Tribunal Administratif de Poitiers — Décision N° TA86-2600497

mercredi 25 février 2026

JuridictionTribunal Administratif de Poitiers
SectionTribunal Administratif de Poitiers
N° DossierTA86-2600497
TypeDécision
RecoursExcès de pouvoir
Formationétrangers JU
Avocat requérantTANOH

Résumé IA

Le Tribunal Administratif de Poitiers a rejeté le recours en excès de pouvoir d'un ressortissant marocain demandant l'annulation de son assignation à résidence. Le tribunal a jugé que l'arrêté préfectoral était légal car l'intéressé n'avait pas exécuté son obligation de quitter le territoire français (OQTF) en rejoignant son pays d'origine ou un pays tiers où il était légalement admissible. La décision s'appuie sur les articles L. 731-1, L. 700-1 et L. 711-2 du code de l'entrée et du séjour des étrangers et du droit d'asile.

Texte intégral

Vu la procédure suivante :

Par une requête enregistrée le 12 février 2026, M. B... A..., représenté par Me Armand Tanoh, demande au tribunal d’annuler l’arrêté du 5 février 2026 par lequel le préfet de la Charente l’a assigné à résidence pour une durée de quarante-cinq jours.

Il soutient que l’arrêté est dépourvu de base légale en ce qu’il a exécuté l’obligation de quitter le territoire français dont il faisait l’objet.

Par un mémoire en défense enregistré le 20 février 2026, le préfet de la Charente conclut au rejet de la requête.

Il fait valoir que le moyen invoqué dans la requête est infondé.


Vu les autres pièces du dossier.

Vu :
- le code de l’entrée et du séjour des étrangers et du droit d’asile ;
- le code de justice administrative.


Le président du tribunal administratif de Poitiers a désigné Mme Balsan-Jossa, première conseillère, en application des dispositions de l’article L. 922-2 du code de l’entrée et du séjour des étrangers et du droit d’asile.

Les parties ont été régulièrement averties du jour de l’audience.

Le rapport de Mme Balsan-Jossa a été entendu au cours de l’audience publique.

La clôture de l’instruction a été prononcée à l’issue de l’audience.

Considérant ce qui suit :

M. A..., se disant ressortissant marocain, né le 12 mars 1986, a fait l’objet d’un arrêté adopté par le préfet des Pyrénées-Orientales le 2 avril 2023 lui faisait obligation de quitter le territoire français sans délai et l’interdisant de retour sur le territoire français pour une durée d’un an. M. A... a été interpellé le 4 février 2026 par les services de police d’Angoulême. Par un arrêté du 5 février 2026, le préfet de la Charente l’a assigné à résidence pour une durée de quarante-cinq jours.
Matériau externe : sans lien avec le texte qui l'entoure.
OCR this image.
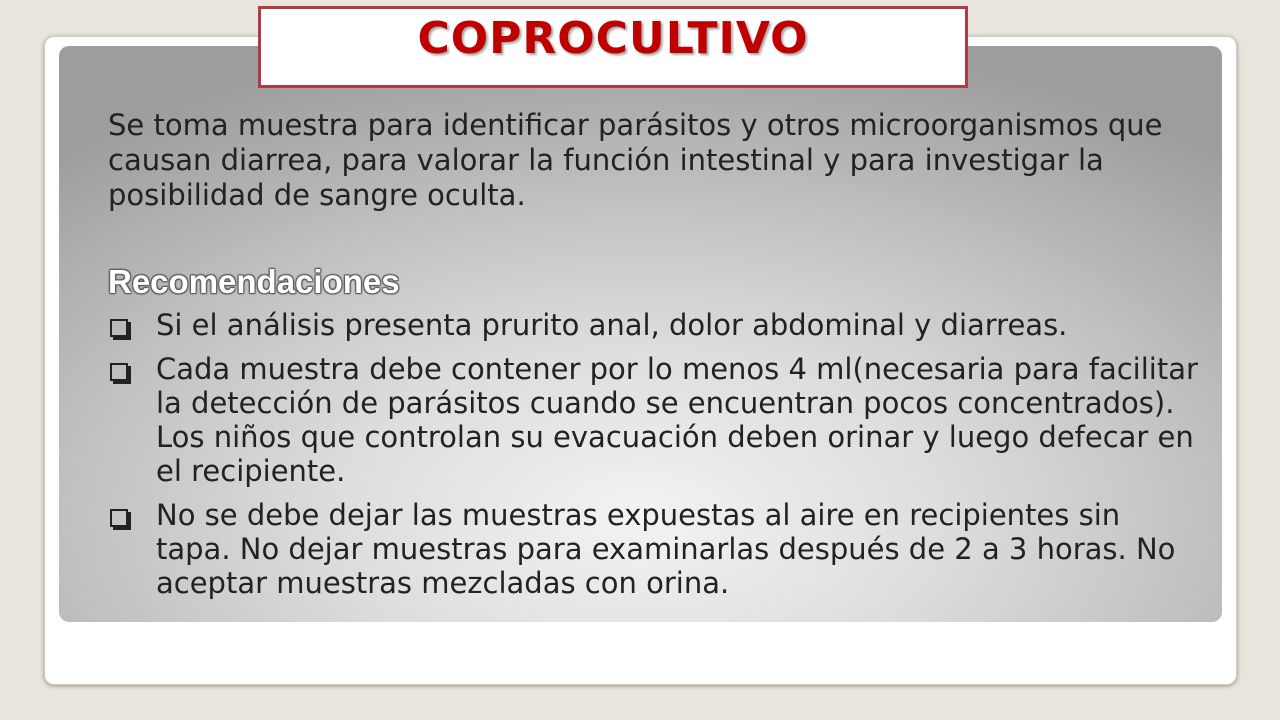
COPROCULTIVO

Se toma muestra para identificar parásitos y otros microorganismos que causan diarrea, para valorar la función intestinal y para investigar la posibilidad de sangre oculta.

Recomendaciones
Si el análisis presenta prurito anal, dolor abdominal y diarreas.
Cada muestra debe contener por lo menos 4 ml(necesaria para facilitar la detección de parásitos cuando se encuentran pocos concentrados). Los niños que controlan su evacuación deben orinar y luego defecar en el recipiente.
No se debe dejar las muestras expuestas al aire en recipientes sin tapa. No dejar muestras para examinarlas después de 2 a 3 horas. No aceptar muestras mezcladas con orina.
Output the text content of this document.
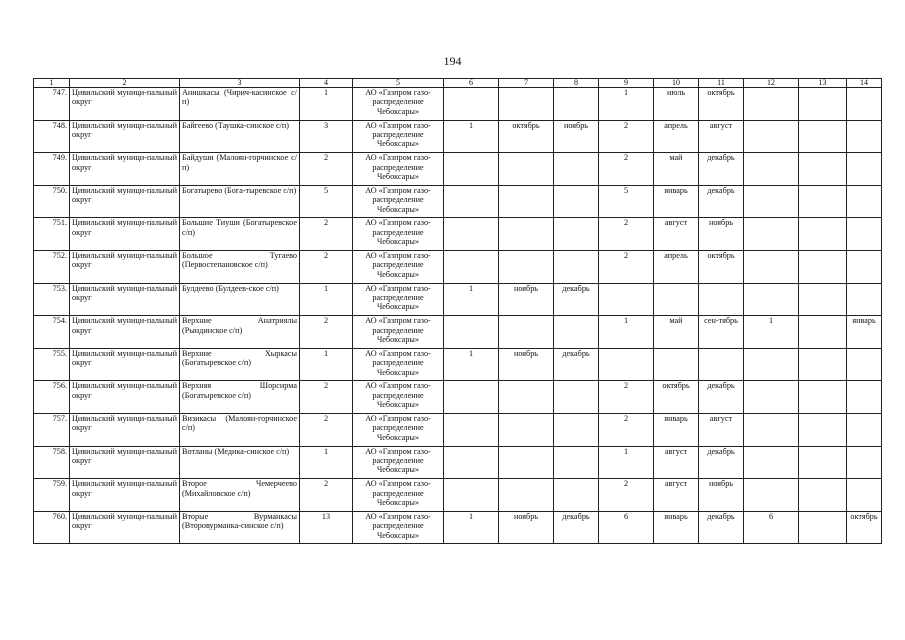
194
1	2	3	4	5	6	7	8	9	10	11	12	13	14
747.	Цивильский муници-пальный округ	Анишкасы (Чирич-касинское с/п)	1	АО «Газпром газо-распределение Чебоксары»				1	июль	октябрь			
748.	Цивильский муници-пальный округ	Байгеево (Таушка-синское с/п)	3	АО «Газпром газо-распределение Чебоксары»	1	октябрь	ноябрь	2	апрель	август			
749.	Цивильский муници-пальный округ	Байдуши (Малоян-горчинское с/п)	2	АО «Газпром газо-распределение Чебоксары»				2	май	декабрь			
750.	Цивильский муници-пальный округ	Богатырево (Бога-тыревское с/п)	5	АО «Газпром газо-распределение Чебоксары»				5	январь	декабрь			
751.	Цивильский муници-пальный округ	Большие Тиуши (Богатыревское с/п)	2	АО «Газпром газо-распределение Чебоксары»				2	август	ноябрь			
752.	Цивильский муници-пальный округ	Большое Тугаево (Первостепановское с/п)	2	АО «Газпром газо-распределение Чебоксары»				2	апрель	октябрь			
753.	Цивильский муници-пальный округ	Булдеево (Булдеев-ское с/п)	1	АО «Газпром газо-распределение Чебоксары»	1	ноябрь	декабрь						
754.	Цивильский муници-пальный округ	Верхние Анатриялы (Рындинское с/п)	2	АО «Газпром газо-распределение Чебоксары»				1	май	сен-тябрь	1		январь
755.	Цивильский муници-пальный округ	Верхние Хыркасы (Богатыревское с/п)	1	АО «Газпром газо-распределение Чебоксары»	1	ноябрь	декабрь						
756.	Цивильский муници-пальный округ	Верхняя Шорсирма (Богатыревское с/п)	2	АО «Газпром газо-распределение Чебоксары»				2	октябрь	декабрь			
757.	Цивильский муници-пальный округ	Визикасы (Малоян-горчинское с/п)	2	АО «Газпром газо-распределение Чебоксары»				2	январь	август			
758.	Цивильский муници-пальный округ	Вотланы (Медика-синское с/п)	1	АО «Газпром газо-распределение Чебоксары»				1	август	декабрь			
759.	Цивильский муници-пальный округ	Второе Чемерчеево (Михайловское с/п)	2	АО «Газпром газо-распределение Чебоксары»				2	август	ноябрь			
760.	Цивильский муници-пальный округ	Вторые Вурманкасы (Второвурманка-синское с/п)	13	АО «Газпром газо-распределение Чебоксары»	1	ноябрь	декабрь	6	январь	декабрь	6		октябрь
S’agissant des conclusions à fin d’annulation :

Aux termes de l’article L. 731-1 du code de l’entrée et du séjour des étrangers et du droit d’asile : « L'autorité administrative peut assigner à résidence l'étranger qui ne peut quitter immédiatement le territoire français mais dont l'éloignement demeure une perspective raisonnable, dans les cas suivants : / 1° L'étranger fait l'objet d'une décision portant obligation de quitter le territoire français, prise moins de trois ans auparavant, pour laquelle le délai de départ volontaire est expiré ou n'a pas été accordé ; / 2° L'étranger doit être éloigné en exécution d'une interdiction de retour sur le territoire français prise en application des articles L. 612-6, L. 612-7 et L. 612-8 ; (…) ». L’article L. 700-1 du même code dispose : « Le présent livre détermine les règles d'exécution : / 1° Des décisions portant obligation de quitter le territoire français ; / 2° Des interdictions de retour sur le territoire français (…) ». Enfin, l’article L. 711-2 de ce code prévoit : « Pour satisfaire à l'exécution d'une décision mentionnée aux 1° et 2° de l'article L. 700-1, l'étranger rejoint le pays dont il a la nationalité ou tout pays, autre qu'un Etat membre de l'Union européenne, la République d'Islande, la Principauté du Liechtenstein, le Royaume de Norvège ou la Confédération suisse, dans lequel il est légalement admissible. (…) »

Il ressort des termes de l’arrêté attaqué que pour assigner à résidence M. A..., le préfet de la Charente s’est fondé sur ce que, le 2 avril 2023, il a fait l’objet d’une décision portant obligation de quitter le territoire français prise moins de trois ans auparavant pour laquelle le délai pour quitter le territoire n’a pas été accordé. Si M. A... soutient avoir exécuté l’obligation de quitter le territoire français prononcée à son encontre en se rendant en Espagne en avril 2023 et en ne revenant en France qu’en aout 2024, soit plus d’un an après son départ du territoire français, il ne justifie toutefois pas qu’il a regagné le Maroc, pays dont il possèderait la nationalité ou un autre pays non membre de l’Union européenne avec lequel ne s’applique pas l’acquis de Schengen où il est légalement admissible, conformément aux dispositions précitées. Par suite, il ne peut être regardé comme ayant satisfait à l’obligation de quitter le territoire français mise à sa charge, laquelle demeurait exécutoire à la date de l’arrêté en litige. En outre et en tout état de cause, il ne justifie pas disposer d’un droit au séjour en Espagne. Par suite, le moyen tiré de ce que la décision serait privée de base légale en ce que l’intéressé aurait exécuté l’obligation de quitter le territoire français dont il faisait l’objet, de sorte qu’il ne pouvait faire l’objet d’une assignation à résidence, ne peut qu’être écarté.

Il résulte de ce tout ce qui précède que la requête de M. A... doit être rejetée.


D E C I D E :

Article 1 : La requête de M. A... est rejetée.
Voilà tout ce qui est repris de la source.